Le fait que la pauvreté des personnes âgées soit, d’un point de vue structurel, avant tout synonyme de pauvreté des femmes s’explique également par le nombre considérable de celles qui ne perçoivent aucune pension de retraite. Le chiffre exact est inconnu, mais le nombre des bénéficiaires d’une pension de 86,54 euros versée par le
est déjà élevé, avec 7 322 bénéficiaires. Certes, ce chiffre est en baisse, mais il était presque deux fois plus élevé en 2006 (14 572). Elle n’en reste pas moins significative par rapport aux 33 437 bénéficiaires de retraite résidant dans le régime du Privé, si l’on considère que 53 % de ces retraitées perçoivent au maximum la retraite minimale.

En revanche, ces corrélations structurelles ne permettent pas d’expliquer pourquoi le taux de pauvreté chez les retraités, c’est-à-dire chez les personnes âgées de 65 ans et plus, a augmenté plus fortement que dans l’ensemble de la population entre 2010 et 2022.- On pourrait s’attendre à ce que ce soit le contraire, car l’activité professionnelle des femmes augmente, ce qui se traduit par davantage de droits à la retraite. En 2019, le Luxembourg affichait encore un écart de retraite entre les sexes de 46 %, ce qui le plaçait en tête du classement européen. Un vestige d’une époque où, dans ce pays, le mariage de la femme au foyer, avec une dépendance économique vis-à-vis de son époux jusqu’à la mort, était considéré comme un idéal.

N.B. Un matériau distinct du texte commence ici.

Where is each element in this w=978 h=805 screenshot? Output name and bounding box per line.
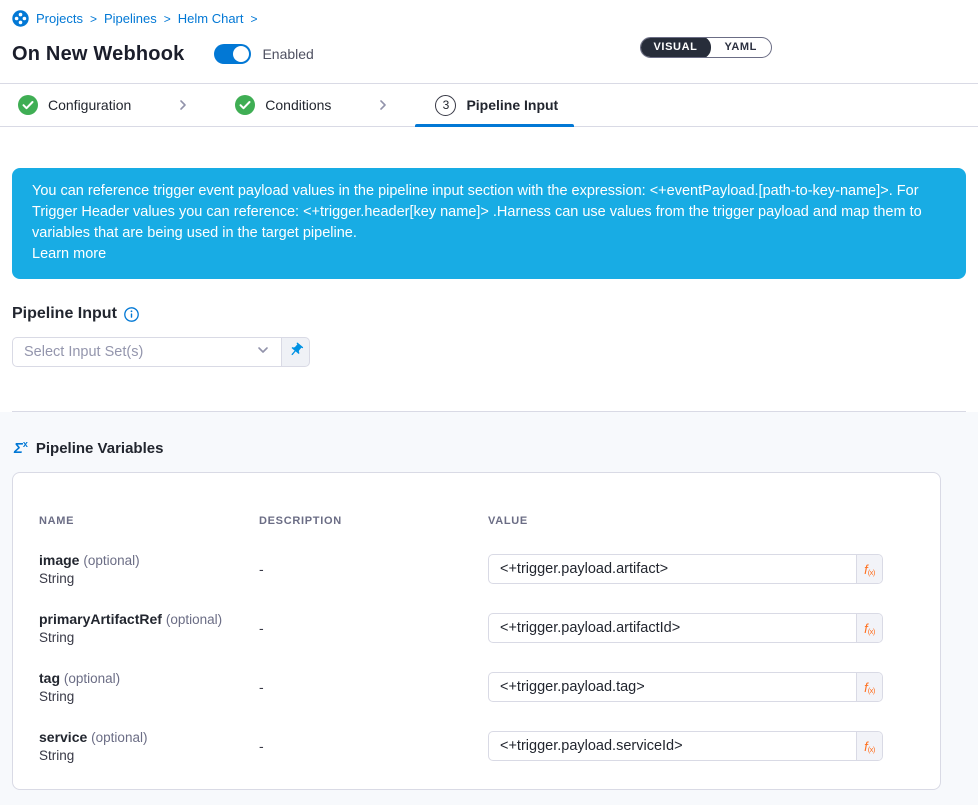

Néanmoins, selon les chiffres de la Commission européenne, le taux de pauvreté des personnes âgées de 65 ans et plus a augmenté entre 2019 et 2022, passant de 9,3 % à 11 %, soit une hausse de 1,8 point de pourcentage tant chez les hommes que chez les femmes.

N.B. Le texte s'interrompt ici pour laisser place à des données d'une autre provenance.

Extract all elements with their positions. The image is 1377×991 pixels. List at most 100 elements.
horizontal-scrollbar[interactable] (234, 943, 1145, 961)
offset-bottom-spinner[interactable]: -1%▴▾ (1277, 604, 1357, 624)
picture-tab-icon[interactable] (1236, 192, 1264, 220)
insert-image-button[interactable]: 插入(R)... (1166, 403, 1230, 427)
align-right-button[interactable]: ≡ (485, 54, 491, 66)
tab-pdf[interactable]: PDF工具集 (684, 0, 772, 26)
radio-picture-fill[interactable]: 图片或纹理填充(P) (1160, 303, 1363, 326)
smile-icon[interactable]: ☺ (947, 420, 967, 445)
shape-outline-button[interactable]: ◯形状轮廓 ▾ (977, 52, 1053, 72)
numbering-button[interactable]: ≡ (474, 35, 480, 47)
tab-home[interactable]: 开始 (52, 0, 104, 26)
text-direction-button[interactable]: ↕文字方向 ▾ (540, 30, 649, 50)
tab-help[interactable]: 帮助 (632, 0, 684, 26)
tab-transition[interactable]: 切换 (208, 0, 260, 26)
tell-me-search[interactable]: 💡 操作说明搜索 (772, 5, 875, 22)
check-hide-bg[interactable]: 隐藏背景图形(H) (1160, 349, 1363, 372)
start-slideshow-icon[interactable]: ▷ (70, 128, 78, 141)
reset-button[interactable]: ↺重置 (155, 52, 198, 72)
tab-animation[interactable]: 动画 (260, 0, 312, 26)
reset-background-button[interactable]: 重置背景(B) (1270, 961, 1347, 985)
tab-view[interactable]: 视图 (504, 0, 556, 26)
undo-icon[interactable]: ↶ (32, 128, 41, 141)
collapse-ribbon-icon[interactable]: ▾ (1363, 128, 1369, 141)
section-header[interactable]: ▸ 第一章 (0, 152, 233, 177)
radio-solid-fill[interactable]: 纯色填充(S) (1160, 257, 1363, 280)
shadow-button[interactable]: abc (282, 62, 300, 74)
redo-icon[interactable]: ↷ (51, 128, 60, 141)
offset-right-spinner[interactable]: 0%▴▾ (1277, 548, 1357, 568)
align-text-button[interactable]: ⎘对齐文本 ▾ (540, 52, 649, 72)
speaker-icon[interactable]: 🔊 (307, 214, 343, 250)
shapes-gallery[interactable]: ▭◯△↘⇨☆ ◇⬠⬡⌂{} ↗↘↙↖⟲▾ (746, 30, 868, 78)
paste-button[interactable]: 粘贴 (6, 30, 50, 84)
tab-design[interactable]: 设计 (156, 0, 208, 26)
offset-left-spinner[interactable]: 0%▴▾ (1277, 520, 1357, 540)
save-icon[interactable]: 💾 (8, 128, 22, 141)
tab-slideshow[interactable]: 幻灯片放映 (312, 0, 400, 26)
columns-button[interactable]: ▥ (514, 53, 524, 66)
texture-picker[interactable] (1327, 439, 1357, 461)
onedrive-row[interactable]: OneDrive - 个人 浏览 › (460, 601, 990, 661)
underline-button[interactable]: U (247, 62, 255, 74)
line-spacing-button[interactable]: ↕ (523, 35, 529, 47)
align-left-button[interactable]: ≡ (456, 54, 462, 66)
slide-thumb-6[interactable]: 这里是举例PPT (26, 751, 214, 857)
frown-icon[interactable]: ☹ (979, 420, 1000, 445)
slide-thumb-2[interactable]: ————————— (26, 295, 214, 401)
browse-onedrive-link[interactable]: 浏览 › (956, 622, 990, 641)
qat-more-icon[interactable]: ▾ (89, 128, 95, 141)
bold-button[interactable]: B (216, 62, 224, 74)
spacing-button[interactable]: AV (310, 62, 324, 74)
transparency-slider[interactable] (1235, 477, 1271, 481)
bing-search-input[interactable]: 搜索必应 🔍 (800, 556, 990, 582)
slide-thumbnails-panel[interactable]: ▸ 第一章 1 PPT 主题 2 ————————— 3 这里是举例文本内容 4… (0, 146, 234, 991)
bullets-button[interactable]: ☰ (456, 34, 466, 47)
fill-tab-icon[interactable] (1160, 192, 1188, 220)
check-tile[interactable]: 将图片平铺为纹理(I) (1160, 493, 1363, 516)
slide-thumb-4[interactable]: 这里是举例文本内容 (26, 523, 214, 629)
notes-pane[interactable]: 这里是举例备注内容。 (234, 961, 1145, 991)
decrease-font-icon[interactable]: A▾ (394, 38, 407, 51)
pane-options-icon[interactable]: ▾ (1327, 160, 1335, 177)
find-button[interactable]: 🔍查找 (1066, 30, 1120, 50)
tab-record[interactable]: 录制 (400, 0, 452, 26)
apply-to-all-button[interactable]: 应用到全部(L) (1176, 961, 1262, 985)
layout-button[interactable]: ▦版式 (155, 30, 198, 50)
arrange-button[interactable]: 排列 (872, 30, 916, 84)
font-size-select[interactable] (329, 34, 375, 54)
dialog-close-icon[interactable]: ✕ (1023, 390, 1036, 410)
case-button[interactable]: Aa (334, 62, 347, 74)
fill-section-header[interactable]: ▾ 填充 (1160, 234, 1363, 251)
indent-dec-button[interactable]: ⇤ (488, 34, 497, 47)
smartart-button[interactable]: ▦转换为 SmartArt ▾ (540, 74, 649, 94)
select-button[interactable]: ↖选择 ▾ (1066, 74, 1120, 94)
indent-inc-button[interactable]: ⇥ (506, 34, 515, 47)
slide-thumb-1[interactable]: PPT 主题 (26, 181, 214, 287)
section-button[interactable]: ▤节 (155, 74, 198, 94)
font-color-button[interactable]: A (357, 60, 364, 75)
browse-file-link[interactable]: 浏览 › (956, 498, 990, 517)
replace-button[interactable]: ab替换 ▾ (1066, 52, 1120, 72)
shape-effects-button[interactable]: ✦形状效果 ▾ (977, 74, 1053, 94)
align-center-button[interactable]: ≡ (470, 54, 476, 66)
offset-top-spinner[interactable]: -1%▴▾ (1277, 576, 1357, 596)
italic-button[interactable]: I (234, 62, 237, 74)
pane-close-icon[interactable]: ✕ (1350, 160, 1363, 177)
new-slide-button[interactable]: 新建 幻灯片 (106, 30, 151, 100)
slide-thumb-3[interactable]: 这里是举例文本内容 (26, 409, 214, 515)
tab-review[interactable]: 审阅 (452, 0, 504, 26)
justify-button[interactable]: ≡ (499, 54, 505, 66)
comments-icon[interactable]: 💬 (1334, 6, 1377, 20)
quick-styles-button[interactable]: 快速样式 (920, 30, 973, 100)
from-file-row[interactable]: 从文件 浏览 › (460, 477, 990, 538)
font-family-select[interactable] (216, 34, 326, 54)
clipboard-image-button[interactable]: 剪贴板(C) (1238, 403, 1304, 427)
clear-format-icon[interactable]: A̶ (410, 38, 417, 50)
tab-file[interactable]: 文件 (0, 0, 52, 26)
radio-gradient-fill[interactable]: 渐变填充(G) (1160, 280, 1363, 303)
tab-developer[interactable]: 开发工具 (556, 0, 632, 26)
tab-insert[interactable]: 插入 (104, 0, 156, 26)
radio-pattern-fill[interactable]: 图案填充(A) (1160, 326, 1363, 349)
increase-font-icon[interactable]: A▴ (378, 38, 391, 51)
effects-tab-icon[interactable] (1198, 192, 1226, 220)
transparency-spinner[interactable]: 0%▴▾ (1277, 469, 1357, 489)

Il se pourrait que la réforme des retraites de 2012 ait une incidence à cet égard, car elle a entraîné une réduction structurelle, étalée sur plus de 40 ans, y compris pour les petites retraites, issues par exemple de cotisations calculées sur le salaire minimum de base. En revanche, la réforme a légèrement amélioré le montant de la retraite minimale.

La raison principale de l’augmentation du taux de pauvreté chez les personnes âgées est peut-être tout simplement que la retraite minimale est trop faible. Contrairement à ce que son nom pourrait laisser penser, elle ne protège pas de la pauvreté, comme le montrent d’ailleurs les chiffres officiels : en 2021, année pour laquelle le Statec avait fixé il y a dix mois le seuil de pauvreté à 2 124 euros, la retraite minimale, qui s’élevait à 1 908 euros, se situait nettement en dessous de ce seuil. Le montant net moyen de la pension minimale, soit 1 810 euros, se situait encore plus nettement en dessous de ce seuil.

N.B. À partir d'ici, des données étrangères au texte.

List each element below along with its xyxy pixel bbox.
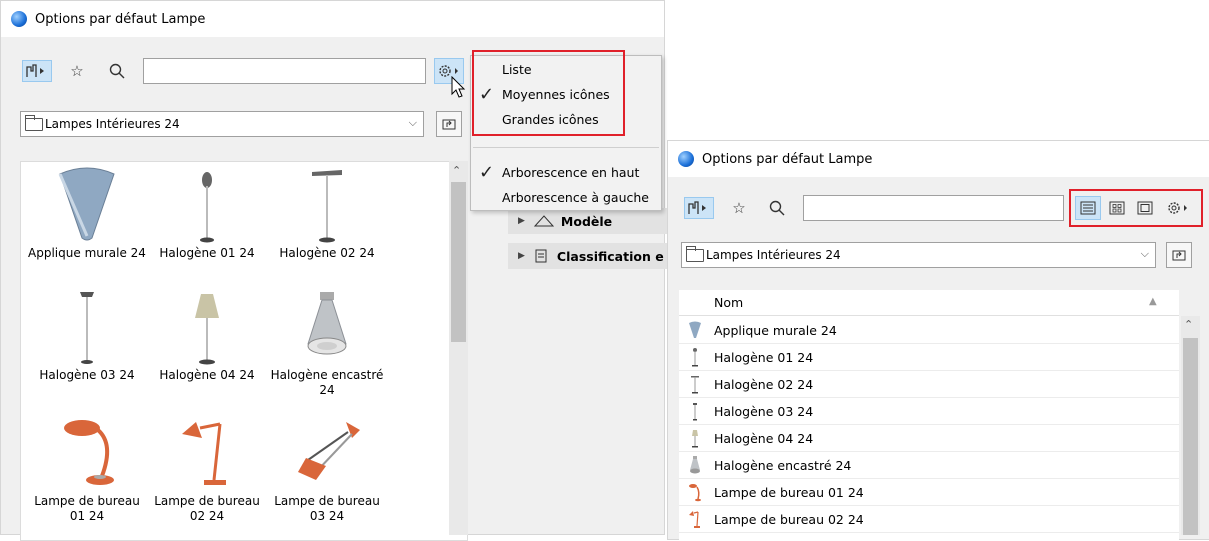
left-titlebar: Options par défaut Lampe <box>1 1 664 37</box>
table-row[interactable]: Halogène encastré 24 <box>679 452 1179 479</box>
list-item[interactable]: Halogène 03 24 <box>27 288 147 383</box>
folder-icon <box>25 114 43 131</box>
row-label: Lampe de bureau 01 24 <box>714 484 864 500</box>
highlight-box-menu <box>472 50 625 136</box>
item-label: Applique murale 24 <box>28 246 146 260</box>
item-label: Halogène 02 24 <box>279 246 375 260</box>
list-item[interactable]: Halogène 02 24 <box>267 166 387 261</box>
item-label: Lampe de bureau 02 24 <box>154 494 260 523</box>
left-scrollbar-thumb[interactable] <box>451 182 466 342</box>
right-folder-up-button[interactable] <box>1166 242 1192 268</box>
app-logo-icon <box>11 11 27 27</box>
left-search-input[interactable] <box>143 58 426 84</box>
right-title: Options par défaut Lampe <box>702 151 873 167</box>
search-icon[interactable] <box>106 60 128 82</box>
mouse-cursor-icon <box>451 76 466 98</box>
list-item[interactable]: Applique murale 24 <box>27 166 147 261</box>
table-row[interactable]: Applique murale 24 <box>679 317 1179 344</box>
sort-arrow-icon: ▲ <box>1149 296 1157 307</box>
item-label: Halogène encastré 24 <box>270 368 384 397</box>
object-type-icon[interactable] <box>684 197 714 219</box>
table-row[interactable]: Halogène 01 24 <box>679 344 1179 371</box>
tree-row-model[interactable]: ▶ Modèle <box>508 208 668 234</box>
tree-label: Classification e <box>556 248 664 264</box>
left-folder-select[interactable]: Lampes Intérieures 24 ⌵ <box>20 111 424 137</box>
table-row[interactable]: Halogène 03 24 <box>679 398 1179 425</box>
checkmark-icon: ✓ <box>479 162 495 183</box>
left-folder-label: Lampes Intérieures 24 <box>45 117 180 131</box>
row-label: Lampe de bureau 02 24 <box>714 511 864 527</box>
model-icon <box>533 215 555 227</box>
expand-arrow-icon[interactable]: ▶ <box>518 216 525 226</box>
chevron-down-icon: ⌵ <box>1140 247 1149 260</box>
list-item[interactable]: Lampe de bureau 03 24 <box>267 414 387 524</box>
table-row[interactable]: Lampe de bureau 01 24 <box>679 479 1179 506</box>
folder-icon <box>686 245 704 262</box>
left-icon-grid: Applique murale 24 Halogène 01 24 Halogè… <box>20 161 468 541</box>
list-item[interactable]: Halogène 04 24 <box>147 288 267 383</box>
favorites-star-icon[interactable]: ☆ <box>66 60 88 82</box>
document-icon <box>535 249 547 263</box>
tree-row-classification[interactable]: ▶ Classification e <box>508 243 668 269</box>
row-label: Applique murale 24 <box>714 322 837 338</box>
object-type-icon[interactable] <box>22 60 52 82</box>
menu-separator <box>473 147 659 148</box>
expand-arrow-icon[interactable]: ▶ <box>518 251 525 261</box>
row-label: Halogène 02 24 <box>714 376 814 392</box>
item-label: Lampe de bureau 01 24 <box>34 494 140 523</box>
lamp-thumbnail-icon <box>689 484 701 502</box>
row-label: Halogène 03 24 <box>714 403 814 419</box>
right-search-input[interactable] <box>803 195 1064 221</box>
item-label: Halogène 01 24 <box>159 246 255 260</box>
tree-label: Modèle <box>560 213 613 229</box>
lamp-thumbnail-icon <box>693 403 697 421</box>
favorites-star-icon[interactable]: ☆ <box>728 197 750 219</box>
row-label: Halogène 04 24 <box>714 430 814 446</box>
scroll-up-icon[interactable]: ⌃ <box>452 164 461 177</box>
left-title: Options par défaut Lampe <box>35 11 206 27</box>
right-list-view: Nom ▲ Applique murale 24 Halogène 01 24 … <box>679 290 1179 540</box>
table-row[interactable]: Halogène 02 24 <box>679 371 1179 398</box>
app-logo-icon <box>678 151 694 167</box>
list-item[interactable]: Halogène encastré 24 <box>267 288 387 398</box>
lamp-thumbnail-icon <box>691 376 699 394</box>
menu-item-arborescence-gauche[interactable]: Arborescence à gauche <box>471 186 661 210</box>
item-label: Lampe de bureau 03 24 <box>274 494 380 523</box>
list-item[interactable]: Halogène 01 24 <box>147 166 267 261</box>
row-label: Halogène 01 24 <box>714 349 814 365</box>
table-row[interactable]: Lampe de bureau 02 24 <box>679 506 1179 533</box>
right-titlebar: Options par défaut Lampe <box>668 141 1209 177</box>
left-folder-up-button[interactable] <box>436 111 462 137</box>
item-label: Halogène 03 24 <box>39 368 135 382</box>
chevron-down-icon: ⌵ <box>408 116 417 129</box>
right-folder-select[interactable]: Lampes Intérieures 24 ⌵ <box>681 242 1156 268</box>
list-item[interactable]: Lampe de bureau 01 24 <box>27 414 147 524</box>
column-header-name: Nom <box>714 295 744 310</box>
search-icon[interactable] <box>766 197 788 219</box>
lamp-thumbnail-icon <box>692 430 698 448</box>
lamp-thumbnail-icon <box>689 321 701 338</box>
menu-item-arborescence-haut[interactable]: ✓ Arborescence en haut <box>471 161 661 185</box>
menu-item-label: Arborescence en haut <box>502 165 640 180</box>
lamp-thumbnail-icon <box>692 348 698 367</box>
lamp-thumbnail-icon <box>690 456 700 474</box>
scroll-up-icon[interactable]: ⌃ <box>1184 318 1193 331</box>
list-item[interactable]: Lampe de bureau 02 24 <box>147 414 267 524</box>
list-column-header[interactable]: Nom ▲ <box>679 290 1179 316</box>
row-label: Halogène encastré 24 <box>714 457 852 473</box>
highlight-box-view-buttons <box>1069 189 1203 227</box>
right-folder-label: Lampes Intérieures 24 <box>706 248 841 262</box>
right-scrollbar-thumb[interactable] <box>1183 338 1198 535</box>
item-label: Halogène 04 24 <box>159 368 255 382</box>
lamp-thumbnail-icon <box>689 511 700 528</box>
table-row[interactable]: Halogène 04 24 <box>679 425 1179 452</box>
menu-item-label: Arborescence à gauche <box>502 190 649 205</box>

Le fait que cette prestation ne puisse être considérée comme suffisante apparaît clairement lorsqu’on la compare au « budget minimum des seniors » présenté par le Stacec en juin 2023 : Pour pouvoir mener une « vie décente », une personne seule à l’âge de la retraite aurait eu besoin, aux prix de novembre 2022, d’au moins 2 551 euros par mois, et un couple de 3 471 euros. Il convient de noter que ces montants ont été calculés pour des ménages vivant en location. En fin de compte, l’augmentation constante des coûts du logement se répercute également sur le risque croissant de pauvreté chez les plus de 65 ans. Le rapport de la Commission européenne indique que 6,1 % des Luxembourgeois de cette tranche d’âge souffrent d’une « charge excessive liée au logement », car ils doivent consacrer plus de 40 % de leur revenu disponible au logement. Certes, la moyenne européenne en 2022, à 9,7 %, était encore nettement plus élevée, mais c’est déjà ça.